#20 – After
Rating: 




The post-apocalypse is drearily brought to the screen by Ryan Smith in After, a sub-Silent Hill effort which lifts liberally from both the video game and film in a plethora of ways; the protagonists are in a vehicular accident, to awaken in a deserted town surrounded by a mysterious fog, where they eventually come to discover that the town has two sides – light and dark – and spend most of their time traipsing around hospitals and schools. So blatant is the pilfering that it’s amazing Smith got away with it, if not for the fact that the film will likely be relegated to bargain bin obscurity anyway.

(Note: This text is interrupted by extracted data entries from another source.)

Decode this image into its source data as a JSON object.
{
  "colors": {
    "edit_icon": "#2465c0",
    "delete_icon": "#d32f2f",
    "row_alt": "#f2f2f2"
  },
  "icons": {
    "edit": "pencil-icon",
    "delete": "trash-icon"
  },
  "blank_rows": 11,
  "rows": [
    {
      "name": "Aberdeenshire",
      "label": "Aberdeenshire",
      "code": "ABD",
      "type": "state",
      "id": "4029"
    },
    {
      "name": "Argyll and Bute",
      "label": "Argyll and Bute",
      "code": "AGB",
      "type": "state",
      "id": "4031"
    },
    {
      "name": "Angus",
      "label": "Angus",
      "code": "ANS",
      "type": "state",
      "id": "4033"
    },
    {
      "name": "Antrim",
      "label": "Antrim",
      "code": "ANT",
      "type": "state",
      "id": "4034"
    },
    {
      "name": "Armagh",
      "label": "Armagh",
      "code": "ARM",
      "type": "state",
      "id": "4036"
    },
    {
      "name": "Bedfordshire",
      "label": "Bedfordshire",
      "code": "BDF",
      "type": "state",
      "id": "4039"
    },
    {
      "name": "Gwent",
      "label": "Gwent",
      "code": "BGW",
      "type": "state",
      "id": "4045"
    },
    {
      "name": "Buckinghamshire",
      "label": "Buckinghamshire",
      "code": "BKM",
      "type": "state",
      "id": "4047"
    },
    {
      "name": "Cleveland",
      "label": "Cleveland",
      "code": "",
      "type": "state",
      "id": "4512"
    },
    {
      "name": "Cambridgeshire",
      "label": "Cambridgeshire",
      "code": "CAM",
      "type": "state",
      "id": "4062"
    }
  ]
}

A promising beginning – as Freddy (Steven Strait) tries to hit on Ana (Karolina Wydra) during their bus ride - unfortunately does not reflect the rest of the picture, and when the two awaken from their devastating bus crash, tension very quickly drains away, for Smith cannot find a unique or interesting direction in which to take his story. The dark mist in which various ravenous beasts live feels trite and derived from the likes of Stephen King’s The Mist and John Carpenter’s The Fog, while the rest derives from Konami’s aforementioned video game series.
Though an effort is made in act three to connect these two apparent strangers by examining time and memory – with exposition laid-on willy-nilly by the fog’s “powers” whenever it feels like it – Smith never gets us to care in the first place, and so the film’s big revelation has next to no emotional impact. Add to this some unintentionally guffaw-inducing dialogue – such as when Ana says to Freddy, “I’m sorry I tried to blow you off on the bus” – and you have a film that wants to mould itself into an affectionate, character-driven romance, but instead get one that materialises as insipidly dull. The actors try hard, but the mercilessly derivative, emotionally pat script stifles their efforts at every corner.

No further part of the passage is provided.